Yup, they do quite poorly on random non-coding tasks:
https://aibenchy.com/compare/minimax-minimax-m2-7-medium/moo...
Wild benchmark. Opus 4.6 is ranked #29, Gemini 3 Flash is #1, front of Pro.
I'm not saying it's bad, but it's definitely different than the others.
It’s worth also comparing Qwen 3.5, it’s a very strong model. Different benchmarks give different results, but in general Qwen 3.5, GLM 5, and Kimi K2.5 are all excellent models, and not too far from current SOTA models in capability/intelligence. In my own non-coding tests, they were better than Gemini 3.1 flash. They’re comparable to the best American models from 6 months ago.
I can't imagine anyone looking at this benchmark without laughing. It's so disconnected.
Not really related, but does anybody know if somebody's tracking same models performance on some benchmarks over time? Sometimes I feel like I'm being A/B tested.
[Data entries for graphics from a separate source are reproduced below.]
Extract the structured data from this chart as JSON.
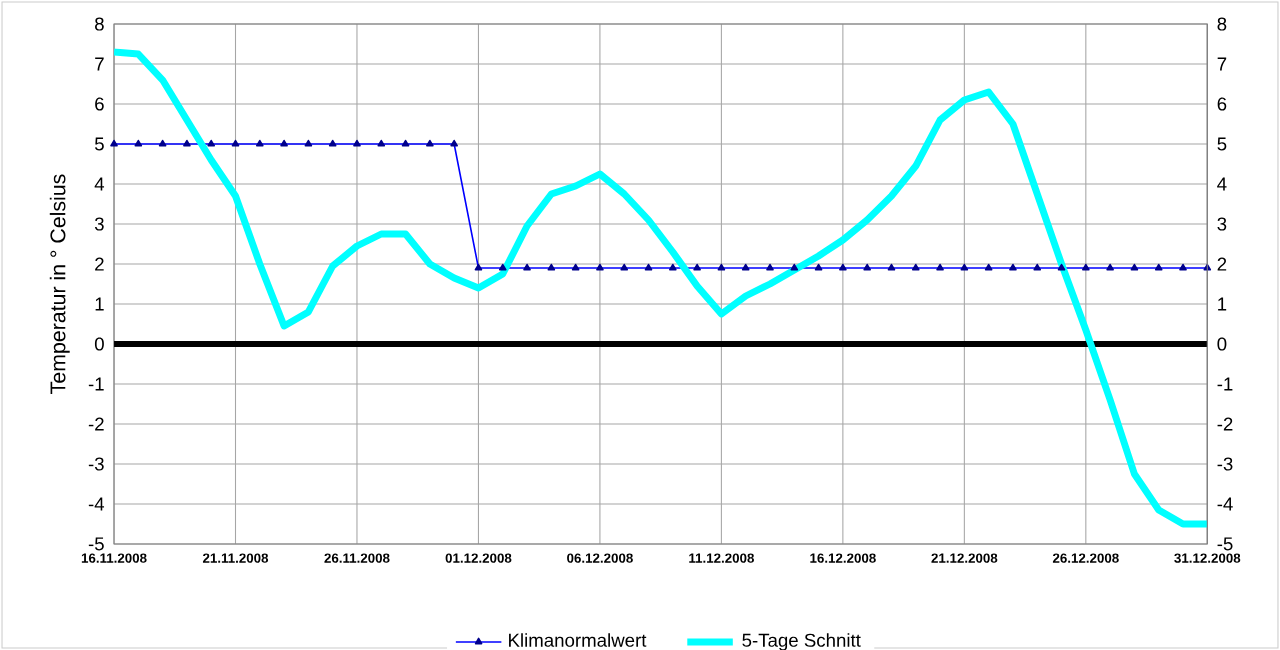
{
  "chart_data": {
    "type": "line",
    "ylabel": "Temperatur in ° Celsius",
    "x": [
      "2008-11-16",
      "2008-11-17",
      "2008-11-18",
      "2008-11-19",
      "2008-11-20",
      "2008-11-21",
      "2008-11-22",
      "2008-11-23",
      "2008-11-24",
      "2008-11-25",
      "2008-11-26",
      "2008-11-27",
      "2008-11-28",
      "2008-11-29",
      "2008-11-30",
      "2008-12-01",
      "2008-12-02",
      "2008-12-03",
      "2008-12-04",
      "2008-12-05",
      "2008-12-06",
      "2008-12-07",
      "2008-12-08",
      "2008-12-09",
      "2008-12-10",
      "2008-12-11",
      "2008-12-12",
      "2008-12-13",
      "2008-12-14",
      "2008-12-15",
      "2008-12-16",
      "2008-12-17",
      "2008-12-18",
      "2008-12-19",
      "2008-12-20",
      "2008-12-21",
      "2008-12-22",
      "2008-12-23",
      "2008-12-24",
      "2008-12-25",
      "2008-12-26",
      "2008-12-27",
      "2008-12-28",
      "2008-12-29",
      "2008-12-30",
      "2008-12-31"
    ],
    "series": [
      {
        "name": "Klimanormalwert",
        "color": "#0000ff",
        "marker": "triangle",
        "values": [
          5,
          5,
          5,
          5,
          5,
          5,
          5,
          5,
          5,
          5,
          5,
          5,
          5,
          5,
          5,
          1.9,
          1.9,
          1.9,
          1.9,
          1.9,
          1.9,
          1.9,
          1.9,
          1.9,
          1.9,
          1.9,
          1.9,
          1.9,
          1.9,
          1.9,
          1.9,
          1.9,
          1.9,
          1.9,
          1.9,
          1.9,
          1.9,
          1.9,
          1.9,
          1.9,
          1.9,
          1.9,
          1.9,
          1.9,
          1.9,
          1.9
        ]
      },
      {
        "name": "5-Tage Schnitt",
        "color": "#00ffff",
        "marker": "none",
        "values": [
          7.3,
          7.25,
          6.6,
          5.6,
          4.6,
          3.7,
          2.0,
          0.45,
          0.8,
          1.95,
          2.45,
          2.75,
          2.75,
          2.0,
          1.65,
          1.4,
          1.75,
          2.95,
          3.75,
          3.95,
          4.25,
          3.75,
          3.1,
          2.3,
          1.45,
          0.75,
          1.2,
          1.5,
          1.85,
          2.2,
          2.6,
          3.1,
          3.7,
          4.45,
          5.6,
          6.1,
          6.3,
          5.5,
          3.75,
          2.0,
          0.35,
          -1.4,
          -3.25,
          -4.15,
          -4.5,
          -4.5
        ]
      }
    ],
    "xlim": [
      "2008-11-16",
      "2008-12-31"
    ],
    "xticks": [
      {
        "value": "2008-11-16",
        "label": "16.11.2008"
      },
      {
        "value": "2008-11-21",
        "label": "21.11.2008"
      },
      {
        "value": "2008-11-26",
        "label": "26.11.2008"
      },
      {
        "value": "2008-12-01",
        "label": "01.12.2008"
      },
      {
        "value": "2008-12-06",
        "label": "06.12.2008"
      },
      {
        "value": "2008-12-11",
        "label": "11.12.2008"
      },
      {
        "value": "2008-12-16",
        "label": "16.12.2008"
      },
      {
        "value": "2008-12-21",
        "label": "21.12.2008"
      },
      {
        "value": "2008-12-26",
        "label": "26.12.2008"
      },
      {
        "value": "2008-12-31",
        "label": "31.12.2008"
      }
    ],
    "ylim": [
      -5,
      8
    ],
    "yticks": [
      -5,
      -4,
      -3,
      -2,
      -1,
      0,
      1,
      2,
      3,
      4,
      5,
      6,
      7,
      8
    ],
    "y2lim": [
      -5,
      8
    ],
    "y2ticks": [
      -5,
      -4,
      -3,
      -2,
      -1,
      0,
      1,
      2,
      3,
      4,
      5,
      6,
      7,
      8
    ],
    "ref_lines": [
      {
        "axis": "y",
        "value": 0,
        "color": "#000000"
      }
    ],
    "grid": true,
    "legend": "bottom",
    "line_style": "solid"
  }
}
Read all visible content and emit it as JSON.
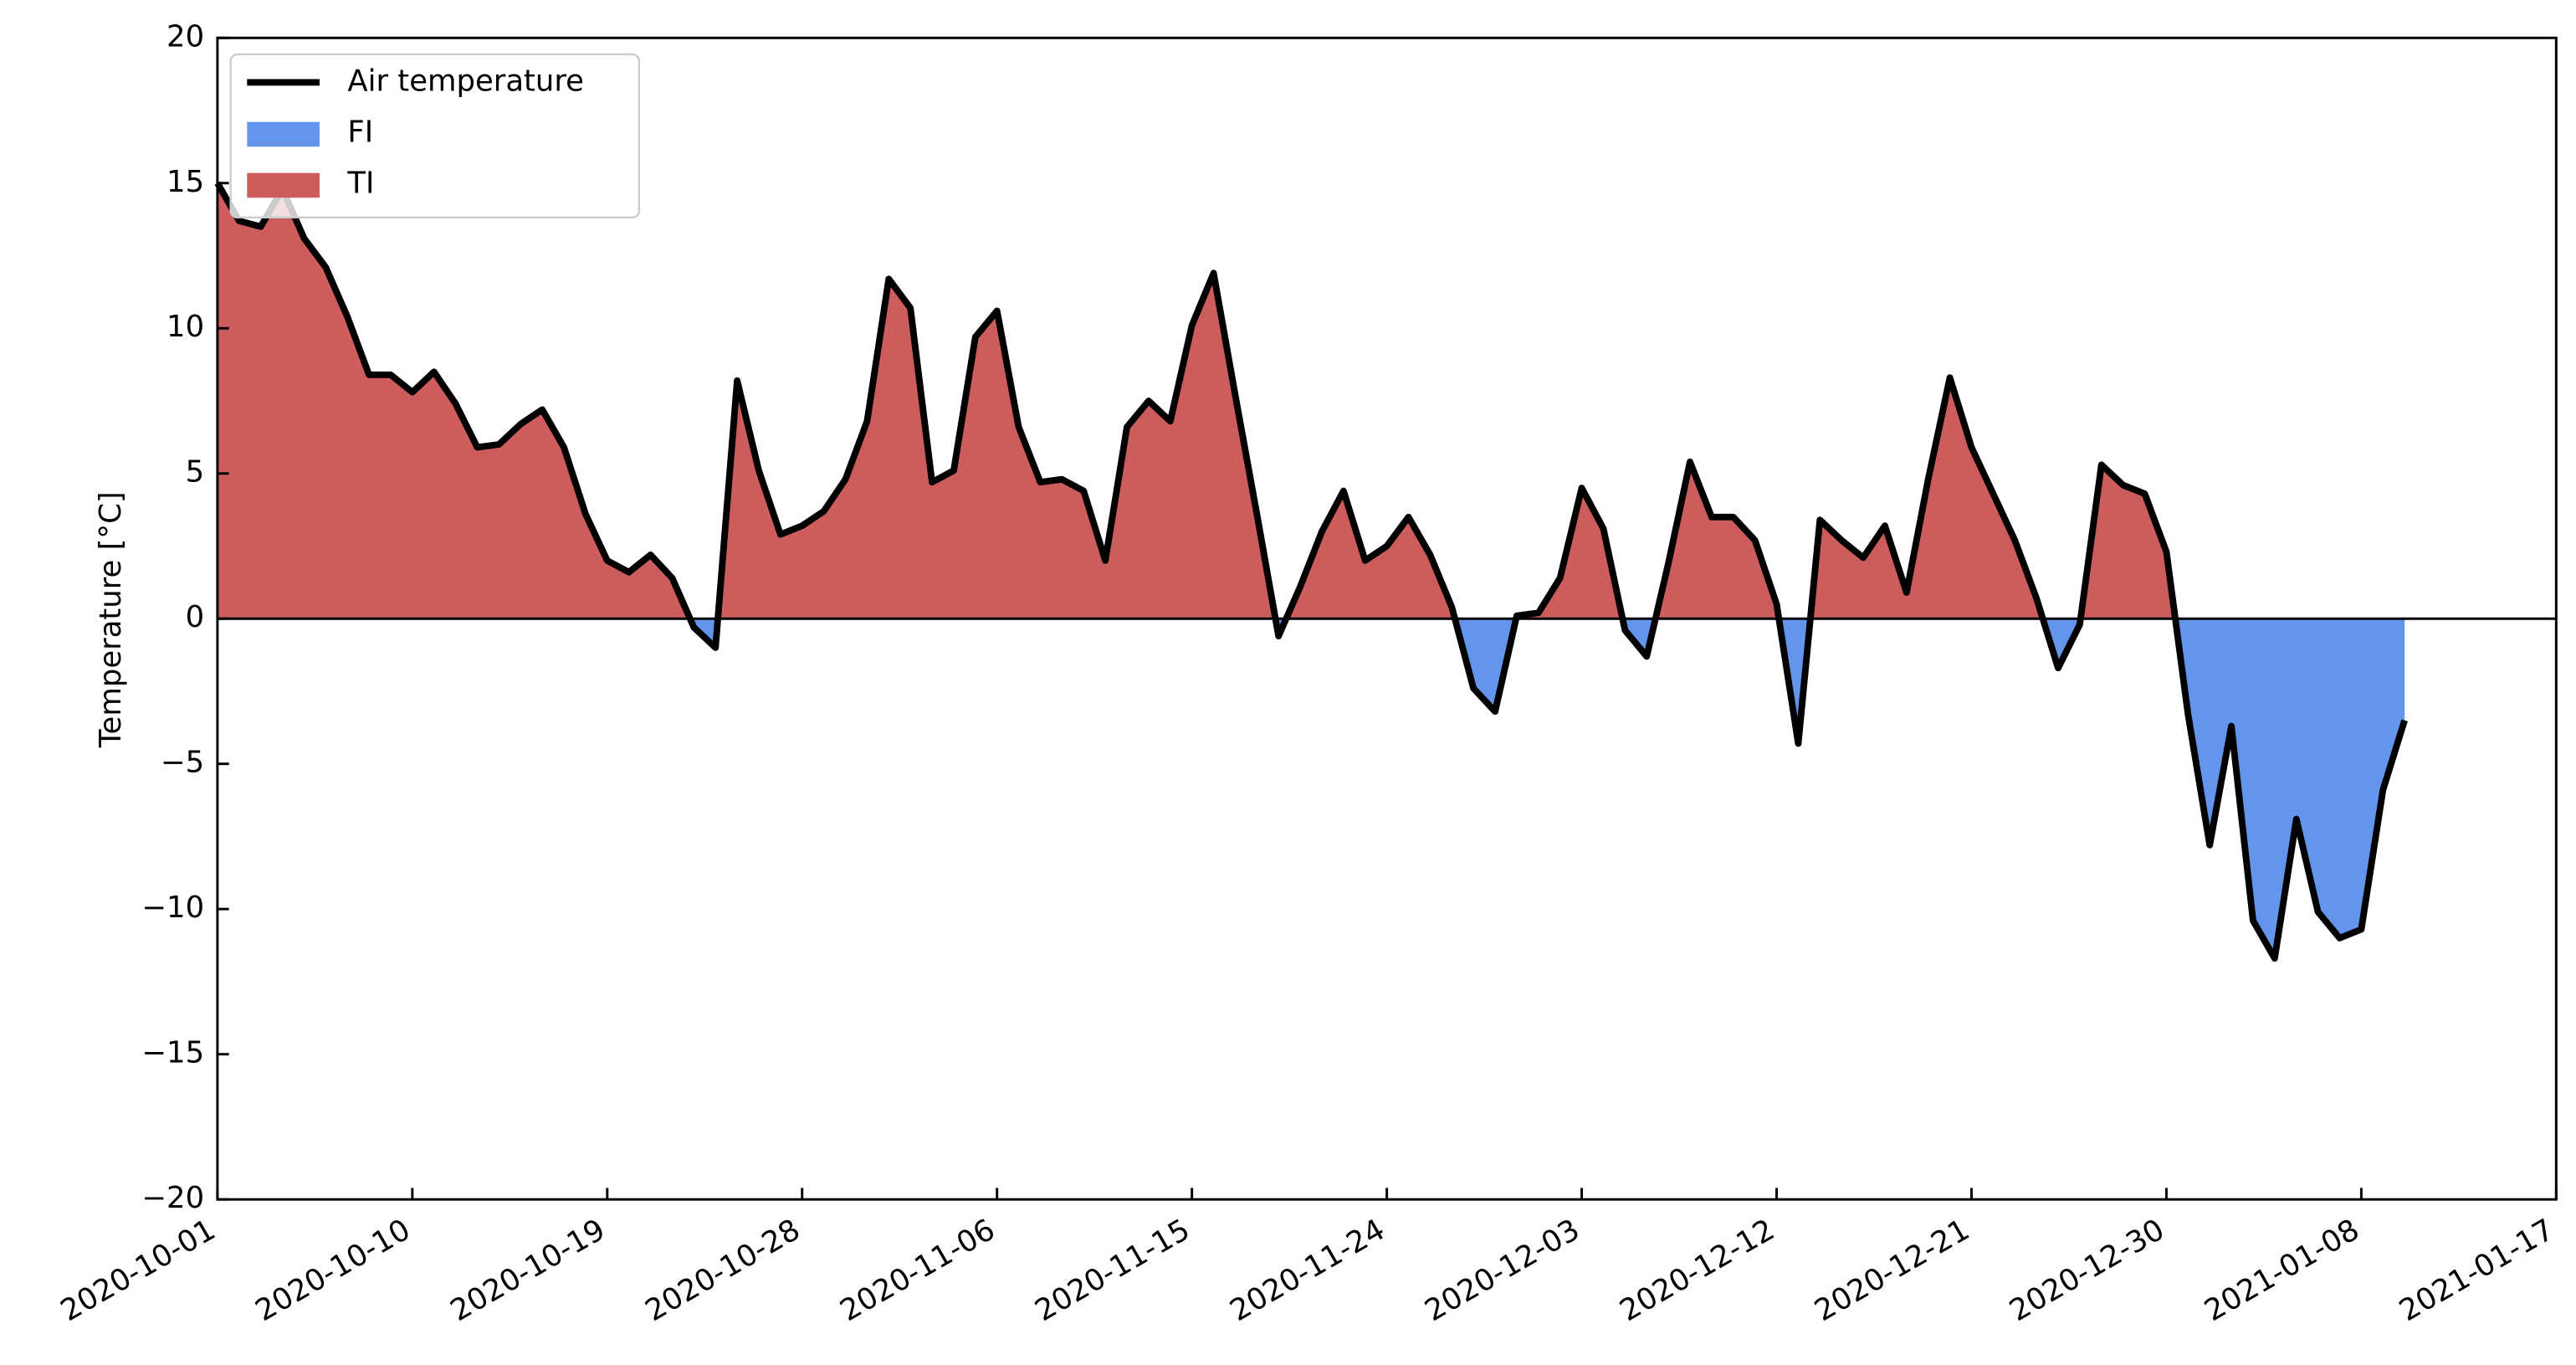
{
  "chart_data": {
    "type": "line",
    "ylabel": "Temperature [°C]",
    "x": [
      "2020-10-01",
      "2020-10-02",
      "2020-10-03",
      "2020-10-04",
      "2020-10-05",
      "2020-10-06",
      "2020-10-07",
      "2020-10-08",
      "2020-10-09",
      "2020-10-10",
      "2020-10-11",
      "2020-10-12",
      "2020-10-13",
      "2020-10-14",
      "2020-10-15",
      "2020-10-16",
      "2020-10-17",
      "2020-10-18",
      "2020-10-19",
      "2020-10-20",
      "2020-10-21",
      "2020-10-22",
      "2020-10-23",
      "2020-10-24",
      "2020-10-25",
      "2020-10-26",
      "2020-10-27",
      "2020-10-28",
      "2020-10-29",
      "2020-10-30",
      "2020-10-31",
      "2020-11-01",
      "2020-11-02",
      "2020-11-03",
      "2020-11-04",
      "2020-11-05",
      "2020-11-06",
      "2020-11-07",
      "2020-11-08",
      "2020-11-09",
      "2020-11-10",
      "2020-11-11",
      "2020-11-12",
      "2020-11-13",
      "2020-11-14",
      "2020-11-15",
      "2020-11-16",
      "2020-11-17",
      "2020-11-18",
      "2020-11-19",
      "2020-11-20",
      "2020-11-21",
      "2020-11-22",
      "2020-11-23",
      "2020-11-24",
      "2020-11-25",
      "2020-11-26",
      "2020-11-27",
      "2020-11-28",
      "2020-11-29",
      "2020-11-30",
      "2020-12-01",
      "2020-12-02",
      "2020-12-03",
      "2020-12-04",
      "2020-12-05",
      "2020-12-06",
      "2020-12-07",
      "2020-12-08",
      "2020-12-09",
      "2020-12-10",
      "2020-12-11",
      "2020-12-12",
      "2020-12-13",
      "2020-12-14",
      "2020-12-15",
      "2020-12-16",
      "2020-12-17",
      "2020-12-18",
      "2020-12-19",
      "2020-12-20",
      "2020-12-21",
      "2020-12-22",
      "2020-12-23",
      "2020-12-24",
      "2020-12-25",
      "2020-12-26",
      "2020-12-27",
      "2020-12-28",
      "2020-12-29",
      "2020-12-30",
      "2020-12-31",
      "2021-01-01",
      "2021-01-02",
      "2021-01-03",
      "2021-01-04",
      "2021-01-05",
      "2021-01-06",
      "2021-01-07",
      "2021-01-08",
      "2021-01-09",
      "2021-01-10"
    ],
    "series": [
      {
        "name": "Air temperature",
        "color": "#000000",
        "values": [
          15.0,
          13.7,
          13.5,
          14.8,
          13.1,
          12.1,
          10.4,
          8.4,
          8.4,
          7.8,
          8.5,
          7.4,
          5.9,
          6.0,
          6.7,
          7.2,
          5.9,
          3.6,
          2.0,
          1.6,
          2.2,
          1.4,
          -0.3,
          -1.0,
          8.2,
          5.1,
          2.9,
          3.2,
          3.7,
          4.8,
          6.8,
          11.7,
          10.7,
          4.7,
          5.1,
          9.7,
          10.6,
          6.6,
          4.7,
          4.8,
          4.4,
          2.0,
          6.6,
          7.5,
          6.8,
          10.1,
          11.9,
          7.7,
          3.6,
          -0.6,
          1.1,
          3.0,
          4.4,
          2.0,
          2.5,
          3.5,
          2.2,
          0.4,
          -2.4,
          -3.2,
          0.1,
          0.2,
          1.4,
          4.5,
          3.1,
          -0.4,
          -1.3,
          1.9,
          5.4,
          3.5,
          3.5,
          2.7,
          0.5,
          -4.3,
          3.4,
          2.7,
          2.1,
          3.2,
          0.9,
          4.8,
          8.3,
          5.9,
          4.3,
          2.7,
          0.7,
          -1.7,
          -0.2,
          5.3,
          4.6,
          4.3,
          2.3,
          -3.3,
          -7.8,
          -3.7,
          -10.4,
          -11.7,
          -6.9,
          -10.1,
          -11.0,
          -10.7,
          -5.9,
          -3.5
        ]
      }
    ],
    "fills": [
      {
        "name": "FI",
        "color": "#6495ed",
        "where": "below"
      },
      {
        "name": "TI",
        "color": "#cd5c5c",
        "where": "above"
      }
    ],
    "reference_line": 0,
    "xlim": [
      "2020-10-01",
      "2021-01-17"
    ],
    "xticks": [
      "2020-10-01",
      "2020-10-10",
      "2020-10-19",
      "2020-10-28",
      "2020-11-06",
      "2020-11-15",
      "2020-11-24",
      "2020-12-03",
      "2020-12-12",
      "2020-12-21",
      "2020-12-30",
      "2021-01-08",
      "2021-01-17"
    ],
    "ylim": [
      -20,
      20
    ],
    "yticks": [
      {
        "value": -20,
        "label": "−20"
      },
      {
        "value": -15,
        "label": "−15"
      },
      {
        "value": -10,
        "label": "−10"
      },
      {
        "value": -5,
        "label": "−5"
      },
      0,
      5,
      10,
      15,
      20
    ],
    "legend": "upper left"
  }
}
Interesting benchmark. It is notable that Gemini-3-Flash outperforms 3.1 Pro. My experience using Flash via Opencode over the past month suggests it is quite underrated.
Needless to say, benchmarks are limited and impressions vary widely by problem domain, harness, written language, and personal preference (simplicity vs detail, tone, etc.). If personal experience is the only true measure, as with wine, solving this discovery gap is an interesting challenge (LLM sommelier!), even if model evolution eventually makes the choice trivial. (I prefer Gemini 3 for its wide knowledge, Sonnet 4.6 for balance, and GLM-5 for simplicity.)